9:23 p.m. An officer assisted with a disabled vehicle on West Shore Drive and Pitman Road.

Tuesday, July 11

7:25 a.m. An officer spoke in the police station lobby with a man whose vehicle had been struck by another vehicle between the hours of 8 p.m. July 10 and 6 a.m. July 11. The man stated that his vehicle had been parked on the corner of Pearl and Washington streets, and when he had left his house in the morning, he had noticed the damage to the left rear taillight of his vehicle. The man said that he had not heard any crash during the night and was unaware of any video footage of the event. The officer advised the man that he would create an accident report and an offense report for his insurance company. The man was advised to fill out his own accident report as well.

10:03 a.m. An officer was dispatched to Atlantic Avenue, where a business owner told him that, when he had arrived at work, the property owner was standing in the parking lot filming him. The business owner said that while he was unloading his vehicle, the man had just stood there filming him while he brought his things into the store. The man asked the officer if there was anything he could do about someone filming him, and the officer explained that there was nothing he could do about someone filming you legally. The officer also told him that the best thing he could do is just ignore the man while he films. 

11:54 a.m. An officer spoke with a woman who had a virtual video medical conference scheduled for July 10. She received a message from a person she believed to be her clinician advising her to access the meeting using a specific URL address. After entering in the URL address, her computer alerted her that she had been a victim of a hacker. The woman contacted a person whom she believed to be an Apple representative who purported to confirm that her computer had been hacked. The Apple representative then requested personal computer data and information from the woman, which she provided. The Apple representative then advised the woman to contact her bank’s fraud protection team. The woman Googled the phone number and called a number she found. The representative on the line advised her there was a $18,000 transaction to Bitcoin, which she wasn’t responsible for. The representative said the only way the woman could cancel the transaction was to withdraw $18,000 from the bank and not to speak with any of the employees about her business.

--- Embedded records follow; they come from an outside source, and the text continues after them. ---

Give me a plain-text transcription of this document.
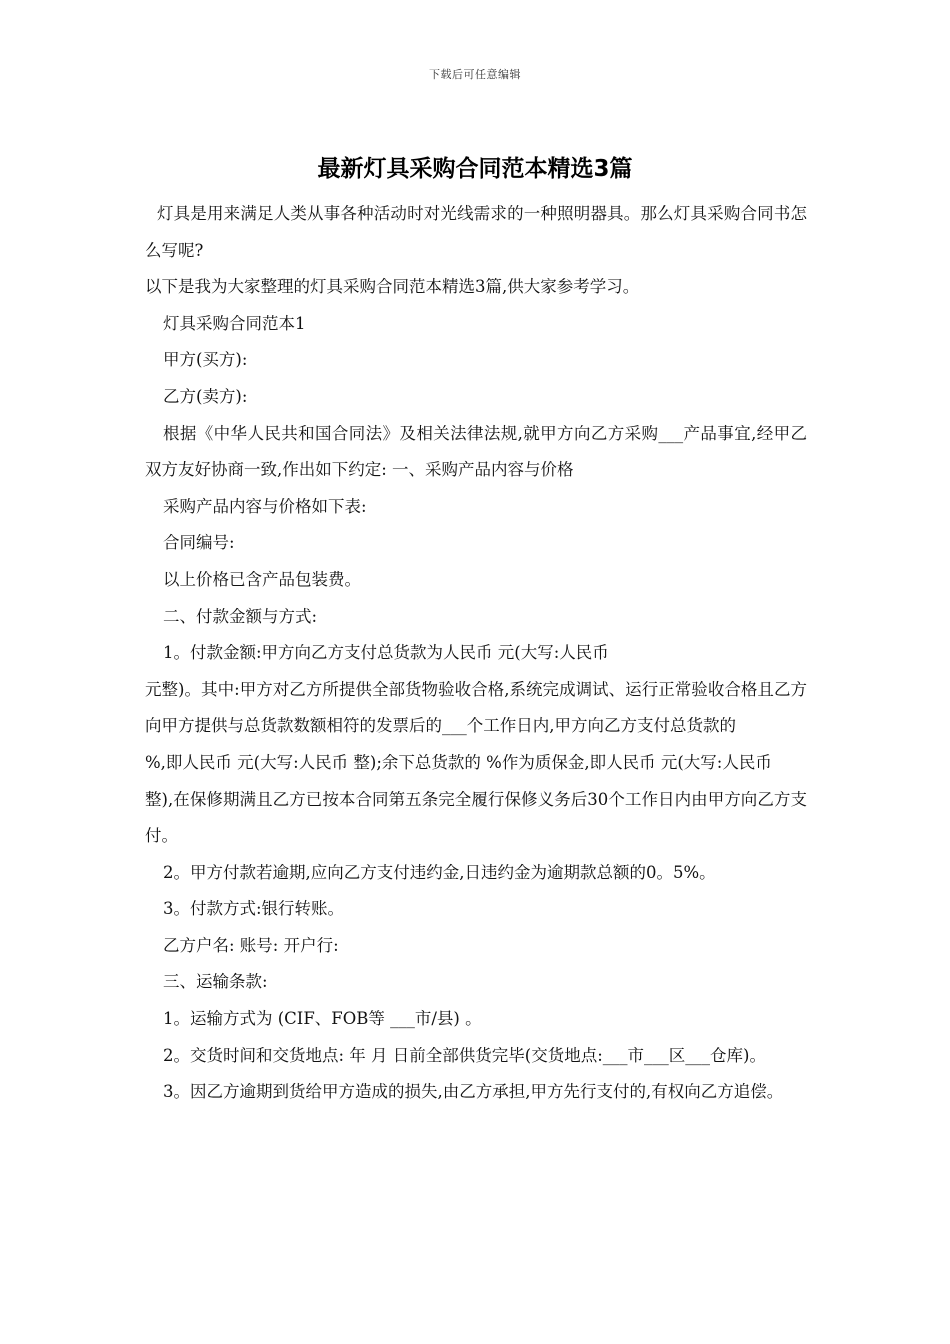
下载后可任意编辑
最新灯具采购合同范本精选3篇

灯具是用来满足人类从事各种活动时对光线需求的一种照明器具。那么灯具采购合同书怎么写呢?

以下是我为大家整理的灯具采购合同范本精选3篇,供大家参考学习。

灯具采购合同范本1

甲方(买方):

乙方(卖方):

根据《中华人民共和国合同法》及相关法律法规,就甲方向乙方采购___产品事宜,经甲乙双方友好协商一致,作出如下约定: 一、采购产品内容与价格

采购产品内容与价格如下表:

合同编号:

以上价格已含产品包装费。

二、付款金额与方式:

1。付款金额:甲方向乙方支付总货款为人民币 元(大写:人民币

元整)。其中:甲方对乙方所提供全部货物验收合格,系统完成调试、运行正常验收合格且乙方向甲方提供与总货款数额相符的发票后的___个工作日内,甲方向乙方支付总货款的

%,即人民币 元(大写:人民币 整);余下总货款的 %作为质保金,即人民币 元(大写:人民币

整),在保修期满且乙方已按本合同第五条完全履行保修义务后30个工作日内由甲方向乙方支付。

2。甲方付款若逾期,应向乙方支付违约金,日违约金为逾期款总额的0。5%。

3。付款方式:银行转账。

乙方户名: 账号: 开户行:

三、运输条款:

1。运输方式为 (CIF、FOB等 ___市/县) 。

2。交货时间和交货地点: 年 月 日前全部供货完毕(交货地点:___市___区___仓库)。

3。因乙方逾期到货给甲方造成的损失,由乙方承担,甲方先行支付的,有权向乙方追偿。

Feeling she had been the victim of a scam, the woman wanted to report the incident to police. However, she did not believe she was out any money. The officer advised the woman to contact Apple or a local computer store directly for guidance regarding her computer being compromised. In addition, the officer advised her to keep an eye on her credit and to make contact with her bank to put a fraud alert on her accounts.

2:08 p.m. Officers responded to the scene of a car accident on Lafayette Street and Tully Road.

10:30 p.m. Officers investigated a report of a loud bang on Fairview Road and Green Street.